Indonesia has some of the most lax regulations in the world regarding tobacco advertising, with images of cigarettes and cigarette logos popping up practically everywhere, including in billboards, on TV, and even near schools.
But the city of Depok seems to have finally woken up to the dangers of constant exposure to tobacco ads as the city’s administration now appears serious about enforcing a four-year-old regulation against their presence in public areas.
This morning, the Depok city administration publicly announced that they had issued a circular to modern retailers and malls, signed by Mayor Mohammad Idris on Sept. 19, telling them to comply with a 2014 city regulation prohibiting the display of tobacco ads in their businesses.

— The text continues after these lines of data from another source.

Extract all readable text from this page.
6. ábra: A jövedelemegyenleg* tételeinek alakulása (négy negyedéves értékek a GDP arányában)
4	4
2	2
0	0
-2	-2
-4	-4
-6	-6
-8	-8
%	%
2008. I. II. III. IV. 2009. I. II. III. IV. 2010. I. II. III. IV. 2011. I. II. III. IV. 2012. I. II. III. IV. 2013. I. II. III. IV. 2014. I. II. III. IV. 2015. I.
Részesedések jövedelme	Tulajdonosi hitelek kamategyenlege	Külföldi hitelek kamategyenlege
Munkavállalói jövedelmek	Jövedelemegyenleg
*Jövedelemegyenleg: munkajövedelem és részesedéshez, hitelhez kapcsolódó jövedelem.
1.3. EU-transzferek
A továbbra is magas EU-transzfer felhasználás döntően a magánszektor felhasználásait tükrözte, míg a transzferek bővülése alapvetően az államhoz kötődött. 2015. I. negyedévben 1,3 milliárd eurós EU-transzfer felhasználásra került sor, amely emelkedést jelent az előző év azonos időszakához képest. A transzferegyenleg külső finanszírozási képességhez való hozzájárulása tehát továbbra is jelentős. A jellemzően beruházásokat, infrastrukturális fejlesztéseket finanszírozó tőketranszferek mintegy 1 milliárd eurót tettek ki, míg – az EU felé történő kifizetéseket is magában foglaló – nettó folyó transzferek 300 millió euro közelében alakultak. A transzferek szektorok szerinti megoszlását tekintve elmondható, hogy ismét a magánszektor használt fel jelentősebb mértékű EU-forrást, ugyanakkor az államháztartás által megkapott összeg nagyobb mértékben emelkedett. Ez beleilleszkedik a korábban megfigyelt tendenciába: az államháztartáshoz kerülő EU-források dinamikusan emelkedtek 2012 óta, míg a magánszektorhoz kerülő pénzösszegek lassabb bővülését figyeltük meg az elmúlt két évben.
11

“[The circular was issued] so that business owners, developers, or whoever is responsible complies with the regulation and begins to take down all ads promoting cigarettes,” Depok Public Order Agency (Satpol PP) head Yayan Arianto said today, as quoted by Warta Kota.
The 2015 tobacco ad regulation states that modern retailers and malls caught putting up tobacco advertisement may be subject to an IDR50 million (US$3,354) fine and risk having their business permits pulled.
Those affected by the regulation have two weeks from today to start taking down tobacco ads before the city enforces sanctions. However, this does not mean that the affected business are prohibited from selling cigarettes.
The effects of Indonesia’s deadly relationship with smoking has been well documented, with around 67.4 percent of all men over 15 in Indonesia being tobacco users (the highest rate in the world) and tobacco-related diseases killing at least 200,000 Indonesians per year. The government has shown little willingness to combat the country’s smoking epidemic, failing to pass national laws banning tobacco advertising and refusing to ratify the World Health Organization Framework Convention on Tobacco Control.
In fact, in 2017, the House of Parliament tried to pass a tobacco bill aimed at rolling back regulations, including those on advertisement as well as health warnings on cigarette packs.
Luckily, that bill never passed into law, but, statistics-wise, Indonesia still has a hard time butting out and the ubiquity of tobacco advertising pretty much guarantees that the country will continue producing new generations of smokers if more drastic steps aren’t taken. One study in 2016 found that around 30% of all Indonesian children have smoked a cigarette before the age of 10 (one of those, of course, being Indonesia’s infamous smoking baby).